In March of this year, there was a firestorm of libertarians and ultra-conservatives taking up the call of John Galt from Ayn Rand’s Atlas Shrugged. Galt is a bright inventor/engineer that decides to quit furnishing his skills to the economy when his company goes Marxist.
Several on the right are considering a Galt-like removal from the economy to starve the money-hungry habits of an increasingly-socialist government. Others are becoming Galtist without even knowing it.
Many conservatives are shedding debt and increasing assets at an historic pace. By not needing to service debt, they would need anywhere between 5% and 20% less capital than someone living off of lines of credit from banks and credit card companies. The popularity of get-out-of-debt personalities such as Dave Ramsey and Clark Howard is massive and escalating. These personal finance empowerment experts are motivating Americans to shed debt and unnecessary purchases. According to a Wall Street Journal Article, “Total consumer credit outstanding, which includes everything from credit-card debt to loans for recreational vehicles, fell $12 billion in August, or at a 5.8% seasonally adjusted annual rate, the Federal Reserve reported Wednesday. It was the seventh straight month of declines”. Conservatives are eating-it-up, the whole thing, all the way.
If the major bread winners in the economy stopped buying a new BMW or SUV every two or three years that means that they need far less cash flow to service their lives. The real drivers of the economy won’t need to grow their business and some are deciding that enough-is-enough by getting what they get and not going after much more. These people represent almost half of the job creation in the entire U.S. market. What is pushing them to consume less, need less, and therefor produce less?
As income increases, disproportionately so do the taxes, bureaucracy, risk, disparagement by the socialist-minded left and responsibility. An Entrepreneur’s appetite for risk decreases as each of the negatives increase in an increasingly-socialistic atmosphere. Without a tolerance for risk, these captains of the economy will cease to take out loans to finance their future business growth, cease to hire additional workers, cease to find additional ways to increase revenues that will only get increasingly sent to the government. Have we passed the risk/reward threshold? Have the capitalist-hating liberals finally crushed the spirit of the entrepreneur? I don’t think so, but we are approaching these limits rapidly.
Constantly spouting wealth-hating rhetoric, putting in increasingly anti-capitalistic policies, and taxing out high-earners is focusing the mindset of an already fiscally-conservative crowd. This drives them into sharing the ideals of Ramsey and Howard, shedding liabilities and only adding fully-owned assets or even worse for our Keynesian approach to money – saving. The savings rate in America increased by almost 5 times to 6% in the second quarter of this year. We’re saving at a higher rate than any time in the last 20 years and many economic experts think that rate could exceed 8%.
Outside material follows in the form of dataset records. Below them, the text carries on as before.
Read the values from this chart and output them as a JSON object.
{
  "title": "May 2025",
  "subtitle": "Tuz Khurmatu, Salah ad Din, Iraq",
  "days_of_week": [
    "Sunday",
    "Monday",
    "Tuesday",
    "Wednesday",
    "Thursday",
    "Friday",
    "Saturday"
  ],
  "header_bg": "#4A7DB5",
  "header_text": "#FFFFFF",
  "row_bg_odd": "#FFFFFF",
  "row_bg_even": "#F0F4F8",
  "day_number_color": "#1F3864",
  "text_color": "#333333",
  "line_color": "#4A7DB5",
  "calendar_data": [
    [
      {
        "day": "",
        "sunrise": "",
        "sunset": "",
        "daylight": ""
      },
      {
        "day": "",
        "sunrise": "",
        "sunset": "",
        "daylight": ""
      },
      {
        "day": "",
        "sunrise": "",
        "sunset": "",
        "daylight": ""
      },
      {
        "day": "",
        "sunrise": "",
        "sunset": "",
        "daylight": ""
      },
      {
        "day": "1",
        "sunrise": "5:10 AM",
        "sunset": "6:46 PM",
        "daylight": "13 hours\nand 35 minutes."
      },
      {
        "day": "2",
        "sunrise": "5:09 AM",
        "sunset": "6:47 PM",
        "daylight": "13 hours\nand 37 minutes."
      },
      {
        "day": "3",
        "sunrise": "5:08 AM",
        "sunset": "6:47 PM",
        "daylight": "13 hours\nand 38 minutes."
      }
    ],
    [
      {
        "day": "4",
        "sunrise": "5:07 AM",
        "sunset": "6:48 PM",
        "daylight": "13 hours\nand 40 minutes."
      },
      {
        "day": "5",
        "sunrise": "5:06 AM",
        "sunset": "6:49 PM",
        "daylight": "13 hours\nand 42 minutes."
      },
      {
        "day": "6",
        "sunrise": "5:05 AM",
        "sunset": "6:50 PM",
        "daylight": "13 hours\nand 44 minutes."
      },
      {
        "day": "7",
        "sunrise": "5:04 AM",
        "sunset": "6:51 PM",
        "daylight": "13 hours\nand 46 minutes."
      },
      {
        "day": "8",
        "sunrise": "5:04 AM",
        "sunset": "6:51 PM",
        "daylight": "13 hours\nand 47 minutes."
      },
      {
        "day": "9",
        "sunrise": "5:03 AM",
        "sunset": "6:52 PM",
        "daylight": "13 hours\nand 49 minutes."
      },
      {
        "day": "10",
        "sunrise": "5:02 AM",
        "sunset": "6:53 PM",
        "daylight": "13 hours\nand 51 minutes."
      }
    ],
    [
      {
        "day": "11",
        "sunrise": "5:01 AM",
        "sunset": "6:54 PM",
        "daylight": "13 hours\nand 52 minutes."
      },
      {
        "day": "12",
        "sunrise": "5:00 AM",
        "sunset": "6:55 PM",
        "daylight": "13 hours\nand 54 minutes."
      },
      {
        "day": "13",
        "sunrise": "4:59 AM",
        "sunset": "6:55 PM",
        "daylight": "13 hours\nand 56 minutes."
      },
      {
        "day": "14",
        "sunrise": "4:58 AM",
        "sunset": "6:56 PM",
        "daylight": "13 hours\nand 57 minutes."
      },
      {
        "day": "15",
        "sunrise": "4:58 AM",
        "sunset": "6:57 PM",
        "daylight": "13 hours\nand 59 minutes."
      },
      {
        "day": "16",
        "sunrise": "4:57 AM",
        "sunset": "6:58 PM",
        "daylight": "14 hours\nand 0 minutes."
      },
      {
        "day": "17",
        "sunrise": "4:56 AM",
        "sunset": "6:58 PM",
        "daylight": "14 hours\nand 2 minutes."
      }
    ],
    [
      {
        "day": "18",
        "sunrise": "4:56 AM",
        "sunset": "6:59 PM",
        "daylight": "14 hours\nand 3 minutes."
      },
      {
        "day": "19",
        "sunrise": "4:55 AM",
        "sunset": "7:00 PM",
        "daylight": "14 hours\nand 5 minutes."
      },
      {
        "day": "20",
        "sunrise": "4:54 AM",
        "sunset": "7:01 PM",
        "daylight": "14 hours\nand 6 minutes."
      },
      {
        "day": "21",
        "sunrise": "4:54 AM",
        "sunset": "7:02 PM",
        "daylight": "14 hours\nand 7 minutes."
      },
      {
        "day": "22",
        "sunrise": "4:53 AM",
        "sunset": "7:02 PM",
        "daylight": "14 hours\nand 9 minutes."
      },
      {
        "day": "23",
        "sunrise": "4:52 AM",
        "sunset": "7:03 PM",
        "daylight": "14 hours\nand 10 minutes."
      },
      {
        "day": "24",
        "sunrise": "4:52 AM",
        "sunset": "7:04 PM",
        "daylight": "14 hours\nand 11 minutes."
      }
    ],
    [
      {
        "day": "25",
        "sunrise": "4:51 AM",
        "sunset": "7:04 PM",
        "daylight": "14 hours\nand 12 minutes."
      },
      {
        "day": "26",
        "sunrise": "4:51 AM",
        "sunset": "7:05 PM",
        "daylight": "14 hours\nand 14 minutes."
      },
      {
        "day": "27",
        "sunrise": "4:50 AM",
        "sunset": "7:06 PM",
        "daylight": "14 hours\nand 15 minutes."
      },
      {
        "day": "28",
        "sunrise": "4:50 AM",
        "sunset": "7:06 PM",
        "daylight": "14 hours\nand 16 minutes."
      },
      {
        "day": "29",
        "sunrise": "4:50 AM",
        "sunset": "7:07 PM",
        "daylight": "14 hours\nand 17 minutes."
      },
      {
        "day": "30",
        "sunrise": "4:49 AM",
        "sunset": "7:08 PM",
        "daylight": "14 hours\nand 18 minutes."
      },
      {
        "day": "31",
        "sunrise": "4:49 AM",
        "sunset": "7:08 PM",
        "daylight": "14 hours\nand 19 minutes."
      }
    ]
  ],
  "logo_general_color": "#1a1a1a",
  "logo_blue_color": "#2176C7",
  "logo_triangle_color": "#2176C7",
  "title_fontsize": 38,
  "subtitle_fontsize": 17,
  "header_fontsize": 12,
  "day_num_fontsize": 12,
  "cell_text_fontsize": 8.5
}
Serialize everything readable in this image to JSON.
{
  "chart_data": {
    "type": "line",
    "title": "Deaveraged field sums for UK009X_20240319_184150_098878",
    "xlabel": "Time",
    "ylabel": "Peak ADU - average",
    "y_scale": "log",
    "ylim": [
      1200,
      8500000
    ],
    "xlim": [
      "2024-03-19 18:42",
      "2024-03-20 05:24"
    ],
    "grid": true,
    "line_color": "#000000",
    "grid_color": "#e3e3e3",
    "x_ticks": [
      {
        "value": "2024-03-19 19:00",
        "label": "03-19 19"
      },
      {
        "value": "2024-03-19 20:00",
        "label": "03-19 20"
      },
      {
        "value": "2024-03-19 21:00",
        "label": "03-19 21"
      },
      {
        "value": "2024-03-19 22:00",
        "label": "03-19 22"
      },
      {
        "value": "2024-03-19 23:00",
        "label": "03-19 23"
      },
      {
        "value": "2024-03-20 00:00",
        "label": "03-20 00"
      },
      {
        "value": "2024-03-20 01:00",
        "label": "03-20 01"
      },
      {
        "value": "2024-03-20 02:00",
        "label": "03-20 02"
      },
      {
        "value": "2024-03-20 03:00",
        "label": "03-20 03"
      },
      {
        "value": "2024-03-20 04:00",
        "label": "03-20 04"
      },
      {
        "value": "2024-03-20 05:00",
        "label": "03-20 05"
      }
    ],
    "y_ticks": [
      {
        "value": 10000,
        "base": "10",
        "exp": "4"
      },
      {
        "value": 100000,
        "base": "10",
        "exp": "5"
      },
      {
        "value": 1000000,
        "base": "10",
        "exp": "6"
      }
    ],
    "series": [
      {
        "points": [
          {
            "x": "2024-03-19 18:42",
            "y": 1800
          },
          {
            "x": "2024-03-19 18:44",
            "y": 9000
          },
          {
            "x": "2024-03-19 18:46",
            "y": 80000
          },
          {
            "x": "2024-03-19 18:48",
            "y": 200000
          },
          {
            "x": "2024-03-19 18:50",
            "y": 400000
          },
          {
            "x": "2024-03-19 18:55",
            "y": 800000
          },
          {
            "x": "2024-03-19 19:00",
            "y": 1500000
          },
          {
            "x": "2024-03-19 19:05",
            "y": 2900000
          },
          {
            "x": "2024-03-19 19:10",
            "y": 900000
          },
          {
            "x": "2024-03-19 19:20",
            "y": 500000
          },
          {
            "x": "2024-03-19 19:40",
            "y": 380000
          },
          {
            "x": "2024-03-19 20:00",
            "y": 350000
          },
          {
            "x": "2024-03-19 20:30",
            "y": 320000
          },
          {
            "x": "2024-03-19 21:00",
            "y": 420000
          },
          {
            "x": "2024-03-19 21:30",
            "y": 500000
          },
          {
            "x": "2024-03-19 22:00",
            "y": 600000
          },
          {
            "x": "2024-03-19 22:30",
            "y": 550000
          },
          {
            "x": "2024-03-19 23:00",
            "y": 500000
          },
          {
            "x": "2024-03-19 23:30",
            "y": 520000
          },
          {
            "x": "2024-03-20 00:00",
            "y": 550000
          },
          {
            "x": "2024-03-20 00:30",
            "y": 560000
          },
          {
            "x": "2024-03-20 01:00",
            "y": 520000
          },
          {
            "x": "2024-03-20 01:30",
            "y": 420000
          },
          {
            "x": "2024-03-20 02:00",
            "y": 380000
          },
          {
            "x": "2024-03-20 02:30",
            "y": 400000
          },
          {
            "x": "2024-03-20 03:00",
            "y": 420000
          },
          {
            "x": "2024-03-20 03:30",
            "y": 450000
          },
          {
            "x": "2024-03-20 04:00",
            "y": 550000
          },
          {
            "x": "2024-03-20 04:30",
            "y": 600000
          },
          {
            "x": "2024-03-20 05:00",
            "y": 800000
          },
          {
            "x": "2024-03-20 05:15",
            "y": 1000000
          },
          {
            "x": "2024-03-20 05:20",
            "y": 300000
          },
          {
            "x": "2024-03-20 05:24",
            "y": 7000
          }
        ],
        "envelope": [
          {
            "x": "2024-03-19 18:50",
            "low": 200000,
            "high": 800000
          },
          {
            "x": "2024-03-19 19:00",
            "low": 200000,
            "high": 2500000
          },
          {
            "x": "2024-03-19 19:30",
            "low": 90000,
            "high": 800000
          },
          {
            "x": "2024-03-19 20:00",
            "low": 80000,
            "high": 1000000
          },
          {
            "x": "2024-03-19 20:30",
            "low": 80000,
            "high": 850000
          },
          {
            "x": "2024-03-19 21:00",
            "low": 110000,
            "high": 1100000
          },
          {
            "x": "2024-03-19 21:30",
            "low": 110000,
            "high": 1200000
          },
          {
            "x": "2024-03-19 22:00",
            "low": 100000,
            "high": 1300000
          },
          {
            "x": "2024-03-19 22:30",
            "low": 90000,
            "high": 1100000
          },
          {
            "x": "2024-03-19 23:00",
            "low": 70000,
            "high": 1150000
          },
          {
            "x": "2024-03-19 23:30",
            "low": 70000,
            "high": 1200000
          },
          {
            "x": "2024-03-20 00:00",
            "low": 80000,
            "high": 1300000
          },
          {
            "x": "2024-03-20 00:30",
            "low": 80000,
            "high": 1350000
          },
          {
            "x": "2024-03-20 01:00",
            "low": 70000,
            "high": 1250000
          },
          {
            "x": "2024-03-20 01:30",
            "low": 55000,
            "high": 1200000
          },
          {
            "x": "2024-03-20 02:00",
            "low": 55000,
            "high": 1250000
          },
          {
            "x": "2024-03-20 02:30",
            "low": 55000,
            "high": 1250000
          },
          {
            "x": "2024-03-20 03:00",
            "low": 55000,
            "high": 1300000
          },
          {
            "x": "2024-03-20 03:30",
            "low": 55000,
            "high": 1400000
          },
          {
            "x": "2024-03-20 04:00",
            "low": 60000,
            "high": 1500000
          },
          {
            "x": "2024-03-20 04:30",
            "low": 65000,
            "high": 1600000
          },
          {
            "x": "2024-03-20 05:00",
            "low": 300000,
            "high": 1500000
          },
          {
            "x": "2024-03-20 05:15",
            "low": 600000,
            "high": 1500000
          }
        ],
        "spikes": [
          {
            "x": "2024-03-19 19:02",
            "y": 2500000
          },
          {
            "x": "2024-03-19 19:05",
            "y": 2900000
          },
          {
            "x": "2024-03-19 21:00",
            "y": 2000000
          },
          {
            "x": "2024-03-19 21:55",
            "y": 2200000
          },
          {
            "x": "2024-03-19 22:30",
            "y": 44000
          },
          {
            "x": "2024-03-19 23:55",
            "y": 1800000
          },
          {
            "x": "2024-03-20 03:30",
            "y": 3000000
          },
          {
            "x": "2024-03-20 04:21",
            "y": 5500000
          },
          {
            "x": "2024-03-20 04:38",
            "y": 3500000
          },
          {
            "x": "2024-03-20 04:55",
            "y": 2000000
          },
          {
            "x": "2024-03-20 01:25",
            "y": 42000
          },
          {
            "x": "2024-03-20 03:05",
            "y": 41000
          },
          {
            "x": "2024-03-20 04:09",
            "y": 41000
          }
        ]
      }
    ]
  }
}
If you believe the news, the increased savings and reduction in credit balances are due to a “credit crunch”. Hooey! Consumers aren’t borrowing. On Bloomberg.com, they state that, “only 8% of adults plan to increase household spending…” while 3% will spend less and a little more than half will spend at their current levels.
This not only takes the interest on credit lines out of the picture, but also takes serious private liquidity out of our financial system. The U.S. uses a fractional reserve system. Basically, a bank must hold $1,000 to be allowed to loan $10,000 (not the real ratio, but good for demonstration purposes). This creates liquidity as $9,000 goes into the economy that did not previously exist.
If the major wealth in the country no-longer believes that some margin of debt is o.k., where will this liquidity come from? The government. Now the cycle of artificial public liquidity (loaning by the Federal Reserve, a.k.a. “printing money”) requires increasing taxes, more-and-more people either unsubscribe to the idea that debt is fine or increasing numbers of them go bankrupt and won’t be able to borrow. A liquidity crisis spiral is created until the big-government spending-based economy collapses under its own weight. That was the goal of John Galt in Rand’s novel and it would appear that it may be occurring not because people are intentionally “going Galt”, but because they are being driven to it by ever-increasing government spending and derision of capitalistic entrepreneurship.
Reagan had it right, you pump up this economy by empowering the hard-working, wealth-creating capitalists. I’m not sure the current administration understands that.. at all.